Sospesa, da gennaio, per sei mesi l'attività di arricchimento dell'uranio oltre il 5%: l'Iran cambia rotta?

Nucleare civile o bellico?

Il punto è tutto qui: quello dell'atomo nella Repubblica Islamica è una questione che il medioriente si trascina appresso da anni, giunta ad una fase di pericoloso e precario stallo con la drammatica presidenza di Mahmoud Ahmadinejad, che ha trascorso buona parte del tempo in politica estera ad insultare e minacciare Israele.

Se le elezioni di pochi mesi fa, e l'avvento di Hasan Rouani, hanno rappresentato una piccola svolta nella società iraniana, che si trova oggi ad un cambio generazionale netto, con il passaggio di consegne da chi ha fatto la rivoluzione a chi, quella rivoluzione, l'ha subita in termini di diritti civili e libertà di pensiero, certamente l'annuncio di Reza Najafi, ambasciatore iraniano all'AIEA (l'agenzia atomica delle Nazioni Unite), rappresenta una svolta nella politica estera ed energetica della Repubblica, che in cambio di questo arresto otterrà un primo alleggerimento delle sanzioni internazionali.

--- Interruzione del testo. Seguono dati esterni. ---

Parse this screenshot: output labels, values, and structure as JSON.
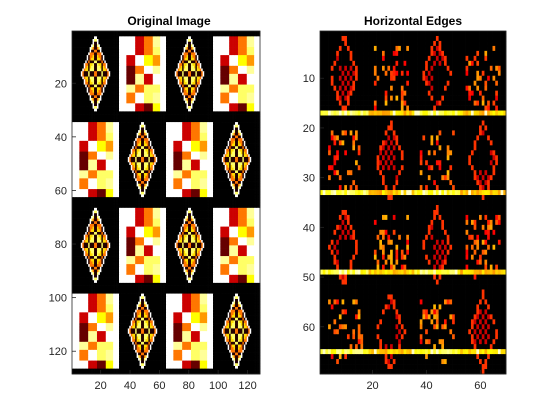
{
  "figure": {
    "background": "#ffffff",
    "colormap": "hot"
  },
  "chart_data": [
    {
      "type": "heatmap",
      "title": "Original Image",
      "xlabel": "",
      "ylabel": "",
      "xlim": [
        0.5,
        128.5
      ],
      "ylim": [
        0.5,
        128.5
      ],
      "xticks": [
        20,
        40,
        60,
        80,
        100,
        120
      ],
      "yticks": [
        20,
        40,
        60,
        80,
        100,
        120
      ],
      "xtick_labels": [
        "20",
        "40",
        "60",
        "80",
        "100",
        "120"
      ],
      "ytick_labels": [
        "20",
        "40",
        "60",
        "80",
        "100",
        "120"
      ],
      "image_size": [
        128,
        128
      ],
      "tile_size": 32,
      "tiles": [
        [
          "diamond",
          "rect",
          "diamond",
          "rect"
        ],
        [
          "rect",
          "diamond",
          "rect",
          "diamond"
        ],
        [
          "diamond",
          "rect",
          "diamond",
          "rect"
        ],
        [
          "rect",
          "diamond",
          "rect",
          "diamond"
        ]
      ],
      "value_range": [
        0,
        1
      ]
    },
    {
      "type": "heatmap",
      "title": "Horizontal Edges",
      "xlabel": "",
      "ylabel": "",
      "xlim": [
        0.5,
        69.5
      ],
      "ylim": [
        0.5,
        69.5
      ],
      "xticks": [
        20,
        40,
        60
      ],
      "yticks": [
        10,
        20,
        30,
        40,
        50,
        60
      ],
      "xtick_labels": [
        "20",
        "40",
        "60"
      ],
      "ytick_labels": [
        "10",
        "20",
        "30",
        "40",
        "50",
        "60"
      ],
      "image_size": [
        69,
        69
      ],
      "edge_rows": [
        17,
        33,
        49,
        65
      ],
      "value_range": [
        0,
        1
      ]
    }
  ]
}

L'Iran, ha spiegato oggi pomeriggio Najafi da Vienna, dove si tiene una conferenza internazionale delicatissima per il futuro dell'atomo in medioriente, rinuncerà per sei mesi, da dicembre 2013 o al più tardi da gennaio 2014, al suo programma di arricchimento dell'uranio oltre il 5%; questa decisione ottempera a quanto previsto dall'intesa, raggiunta nei giorni scorsi a Ginevra, con il gruppo di contatto dei "5+1", che sta tentando di risolvere definitivamente il problema del nucleare in Iran.

Da un lato c'è Israele, preoccupatissimo fino alla fobia che l'Iran stia mettendo semplicemente in campo una nuova diplomazia atta a coprire i soliti piani diabolici del regime degli ayatollah di Tehran, mentre dall'altro c'è il sacrosanto diritto di Tehran ad arricchire l'uranio per scopi di energetici: la Repubblica islamica punta alla totale autonomia energetica grazie alla ricerca sul nucleare, nonostante anni di embargo abbiano sostanzialmente creato un'autarchia energetica interna piuttosto importante.

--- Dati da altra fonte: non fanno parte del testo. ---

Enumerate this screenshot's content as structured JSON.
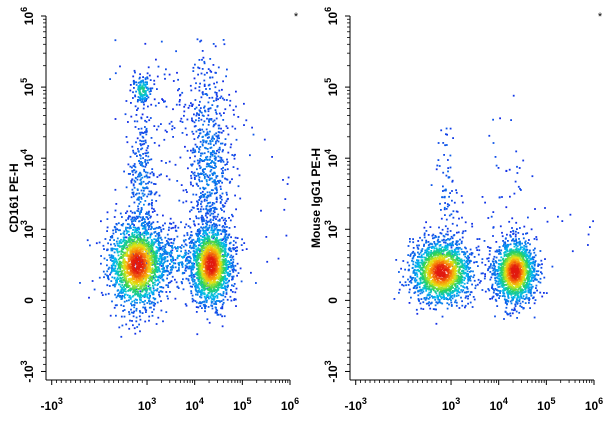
{
  "chart_data": [
    {
      "type": "scatter",
      "subtype": "flow-cytometry-density-plot",
      "corner_mark": "*",
      "ylabel": "CD161 PE-H",
      "xlabel": "",
      "x_scale": "biexponential",
      "y_scale": "biexponential",
      "x_ticks": [
        {
          "base": "-10",
          "exp": "3",
          "value": -1000
        },
        {
          "base": "10",
          "exp": "3",
          "value": 1000
        },
        {
          "base": "10",
          "exp": "4",
          "value": 10000
        },
        {
          "base": "10",
          "exp": "5",
          "value": 100000
        },
        {
          "base": "10",
          "exp": "6",
          "value": 1000000
        }
      ],
      "y_ticks": [
        {
          "base": "-10",
          "exp": "3",
          "value": -1000
        },
        {
          "base": "0",
          "exp": "",
          "value": 0
        },
        {
          "base": "10",
          "exp": "3",
          "value": 1000
        },
        {
          "base": "10",
          "exp": "4",
          "value": 10000
        },
        {
          "base": "10",
          "exp": "5",
          "value": 100000
        },
        {
          "base": "10",
          "exp": "6",
          "value": 1000000
        }
      ],
      "populations": [
        {
          "x": 800,
          "y": 500,
          "density": "high"
        },
        {
          "x": 22000,
          "y": 500,
          "density": "high"
        },
        {
          "x": 900,
          "y": 90000,
          "density": "medium"
        },
        {
          "x": 20000,
          "y": 8000,
          "density": "low"
        },
        {
          "x": 900,
          "y": 3000,
          "density": "low"
        }
      ]
    },
    {
      "type": "scatter",
      "subtype": "flow-cytometry-density-plot",
      "corner_mark": "*",
      "ylabel": "Mouse IgG1 PE-H",
      "xlabel": "",
      "x_scale": "biexponential",
      "y_scale": "biexponential",
      "x_ticks": [
        {
          "base": "-10",
          "exp": "3",
          "value": -1000
        },
        {
          "base": "10",
          "exp": "3",
          "value": 1000
        },
        {
          "base": "10",
          "exp": "4",
          "value": 10000
        },
        {
          "base": "10",
          "exp": "5",
          "value": 100000
        },
        {
          "base": "10",
          "exp": "6",
          "value": 1000000
        }
      ],
      "y_ticks": [
        {
          "base": "-10",
          "exp": "3",
          "value": -1000
        },
        {
          "base": "0",
          "exp": "",
          "value": 0
        },
        {
          "base": "10",
          "exp": "3",
          "value": 1000
        },
        {
          "base": "10",
          "exp": "4",
          "value": 10000
        },
        {
          "base": "10",
          "exp": "5",
          "value": 100000
        },
        {
          "base": "10",
          "exp": "6",
          "value": 1000000
        }
      ],
      "populations": [
        {
          "x": 800,
          "y": 400,
          "density": "high"
        },
        {
          "x": 22000,
          "y": 400,
          "density": "high"
        },
        {
          "x": 900,
          "y": 3000,
          "density": "low"
        }
      ]
    }
  ]
}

C'è chi, malignamente, su Al-Jazeera fa notare che il terremoto di oggi abbia dato quella "necessaria spinta" che forse, vista l'intansigenza israeliana e l'orgoglio persiano, ha rappresentato un po' "la svolta" nell'accordo, dando la spinta definitiva alla decisione degli ambasciatori della Repubblica Islamica.